Until 1990, when vaccination for Haemophilus influenzae Type B (Hib) meningitis was introduced in the US, Hib meningitis was the most common form of meningitis in children under five. Before the development of effective antibiotic treatment the mortality rate was close to 100%. By the time my daughter was stricken in 1974 (as described HERE), the chance of recovery was dramatically improved, but up to 10% of cases were still fatal, and as many as 30% of survivors experienced serious long-term complications.
By some standards you could say we were lucky because our daughter survived intact. And yes, I get it that in such a dire situation a good outcome is infinitely preferable to a bad outcome.
Still, I have never really subscribed to the pollyanna-ish calculus of comforting oneself by thinking about how much worse it could have been. The agony experienced by victim and the prolonged misery and uncertainty endured by the helpless parents are reason enough in and of themselves to avoid this illness. To me the truly lucky parents, the truly blessed parents, are those whose children never contract Hib meningitis to begin with.
Now that this devastating disease can be prevented by vaccination, it is possible for virtually every parent to be that kind of lucky. Vaccination has reduced the incidence by 99%, to fewer than one case in 100,000 children under the age of five. By far the most important factor in determining whether exposed children develop Hib meningitis is their vaccination status. Let me repeat: BY FAR the most important factor in determining whether exposed children develop Hib meningitis is their vaccination status.

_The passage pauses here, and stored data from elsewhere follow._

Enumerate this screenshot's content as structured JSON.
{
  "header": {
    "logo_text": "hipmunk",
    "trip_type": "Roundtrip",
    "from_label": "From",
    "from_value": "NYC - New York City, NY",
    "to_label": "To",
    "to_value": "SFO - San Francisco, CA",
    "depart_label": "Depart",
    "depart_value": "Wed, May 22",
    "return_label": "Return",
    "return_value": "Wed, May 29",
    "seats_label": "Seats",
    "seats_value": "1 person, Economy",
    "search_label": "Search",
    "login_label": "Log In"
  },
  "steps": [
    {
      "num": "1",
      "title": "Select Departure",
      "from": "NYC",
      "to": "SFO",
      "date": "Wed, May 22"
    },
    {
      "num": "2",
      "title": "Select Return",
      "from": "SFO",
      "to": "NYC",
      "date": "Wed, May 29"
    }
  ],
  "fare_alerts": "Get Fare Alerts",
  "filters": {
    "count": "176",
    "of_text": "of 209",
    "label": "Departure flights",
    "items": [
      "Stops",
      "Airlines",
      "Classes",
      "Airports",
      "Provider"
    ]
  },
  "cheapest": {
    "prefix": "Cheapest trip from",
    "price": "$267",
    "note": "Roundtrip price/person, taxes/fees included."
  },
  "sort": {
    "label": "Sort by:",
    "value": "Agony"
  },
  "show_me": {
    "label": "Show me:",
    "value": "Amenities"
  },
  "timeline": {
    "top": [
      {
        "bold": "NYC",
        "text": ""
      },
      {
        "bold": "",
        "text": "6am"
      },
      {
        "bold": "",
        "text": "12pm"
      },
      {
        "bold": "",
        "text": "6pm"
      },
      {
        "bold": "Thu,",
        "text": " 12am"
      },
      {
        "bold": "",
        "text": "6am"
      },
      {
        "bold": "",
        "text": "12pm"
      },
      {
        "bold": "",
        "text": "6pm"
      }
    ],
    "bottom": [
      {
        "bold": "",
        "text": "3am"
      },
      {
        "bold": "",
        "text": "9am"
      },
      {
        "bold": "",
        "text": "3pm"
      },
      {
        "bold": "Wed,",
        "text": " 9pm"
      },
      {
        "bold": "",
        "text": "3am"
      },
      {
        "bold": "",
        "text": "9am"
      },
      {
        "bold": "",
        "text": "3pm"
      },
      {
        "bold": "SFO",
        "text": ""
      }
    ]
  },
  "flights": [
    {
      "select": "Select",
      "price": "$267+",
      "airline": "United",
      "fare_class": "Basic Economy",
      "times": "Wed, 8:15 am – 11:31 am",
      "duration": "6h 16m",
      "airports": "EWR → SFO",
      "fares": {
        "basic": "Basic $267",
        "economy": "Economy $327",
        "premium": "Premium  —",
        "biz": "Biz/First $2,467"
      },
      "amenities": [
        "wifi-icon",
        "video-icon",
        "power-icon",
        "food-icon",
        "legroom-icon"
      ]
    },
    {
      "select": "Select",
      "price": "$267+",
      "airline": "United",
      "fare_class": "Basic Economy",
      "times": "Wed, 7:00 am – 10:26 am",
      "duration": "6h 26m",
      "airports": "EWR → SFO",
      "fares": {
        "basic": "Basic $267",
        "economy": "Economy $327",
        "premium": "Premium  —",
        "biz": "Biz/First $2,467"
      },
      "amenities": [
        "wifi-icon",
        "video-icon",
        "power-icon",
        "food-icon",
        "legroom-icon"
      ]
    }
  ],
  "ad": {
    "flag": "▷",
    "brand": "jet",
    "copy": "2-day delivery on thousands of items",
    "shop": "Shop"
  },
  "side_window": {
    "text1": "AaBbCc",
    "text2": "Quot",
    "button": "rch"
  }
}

In other words, for children growing up in America today, contracting Hib meningitis is not just bad luck, it's also, in almost every instance, the consequence of a bad parental decision based on antiscientific misinformation.
I cannot even imagine how I would feel had my child contracted this disease and I knew I could have taken a simple step to protect her from ever getting it.
One more thing: In 1974, my pediatrician recognized what was wrong with my daughter within moments; he'd seen it many times before. Knowing the importance of speed in confirming the diagnosis and initiating treatment, he canceled all his appointments for rest of the morning and arrived at the hospital almost as soon as we did. Today, thanks to the effectiveness of the vaccine, many physicians have never seen even a single case of Hib meningitis - a good thing for public health but a problem for the unlucky unvaccinated child who turns up in the ER, where precious time may be lost in searching for the correct diagnosis. Something to think about.